The narrative style is allusive and a combination of the realistic and the symbolic. From the beginning, with atmospherically melancholy jazz ushering in the stumbling exhausted figure of Timi (Siyabonga Caswell Thwala) drawn magnetically to the spot-lit suitcase, significance is all, but the first scene between Timi and Namhla (Masasa Lindiwe Mbangeni) is more mystery than exposition.
Ngcobo’s production uses the wide-open spaces of the Hull Truck stage to great effect, Timi and Namhla’s home a small raised area with a few bits of wooden furniture, all the rest of the world outside: the station, the street, the bus, the police cell.

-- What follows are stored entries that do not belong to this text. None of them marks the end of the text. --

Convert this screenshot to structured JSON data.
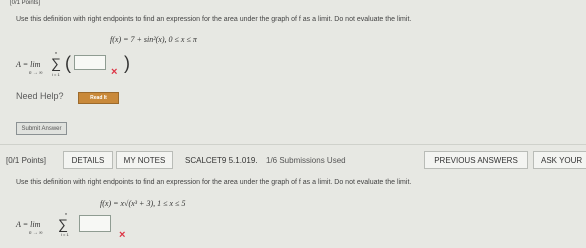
{
  "top_cut_label": "[0/1 Points]",
  "q1": {
    "prompt": "Use this definition with right endpoints to find an expression for the area under the graph of f as a limit. Do not evaluate the limit.",
    "function": "f(x) = 7 + sin²(x),   0 ≤ x ≤ π",
    "limit_prefix": "A = lim",
    "lim_sub": "n → ∞",
    "sigma": "∑",
    "sigma_sub": "i = 1",
    "sigma_sup": "n",
    "open_paren": "(",
    "close_paren": ")",
    "answer_value": "",
    "wrong_mark": "×",
    "need_help": "Need Help?",
    "read_it": "Read It",
    "submit": "Submit Answer"
  },
  "q2": {
    "points": "[0/1 Points]",
    "tabs": {
      "details": "DETAILS",
      "notes": "MY NOTES",
      "ref": "SCALCET9 5.1.019.",
      "subs": "1/6 Submissions Used",
      "prev": "PREVIOUS ANSWERS",
      "ask": "ASK YOUR"
    },
    "prompt": "Use this definition with right endpoints to find an expression for the area under the graph of f as a limit. Do not evaluate the limit.",
    "function": "f(x) = x√(x³ + 3),   1 ≤ x ≤ 5",
    "limit_prefix": "A = lim",
    "lim_sub": "n → ∞",
    "sigma": "∑",
    "sigma_sub": "i = 1",
    "sigma_sup": "n",
    "answer_value": "",
    "wrong_mark": "×"
  }
}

The narrative is carried by two story-tellers. Molatlhegi Desmond Dube is a particularly strong story-teller, confidential, expressive, at the same time serious and wryly humorous, and is also outstanding as the helpful neighbor and assorted other parts, most tellingly a casually brutal policeman. The other narrator, Nhlamhla John Lata, contributes a memorable comic cameo as the neighbor who can’t stop talking – “Gasbag”, as he’s known.
With the aid of Hugh Masakela’s wonderfully evocative music, sung in many different styles by an elegantly-gowned trio of singers lounging comfortably in front row seats, and some imaginative mime and movement, Ngcobo calls up Timi and Namhla’s world most vividly: an early scene of their arrival by train, for instance, full of innocence and uncertainty, is amusing and charming.
Mbangeni is intense and vivid as Namhla, extremely moving in the play’s later stages and totally convincing in her love for Timi, and Thwala delivers a compelling performance as her husband, helpless in the grip of misfortune. He bumbles and laughs in happy innocence, his whole body collapses beneath the weight of guilt and exhaustion, he rages powerfully against injustice – like the play itself, he is entertaining and disturbing by turns.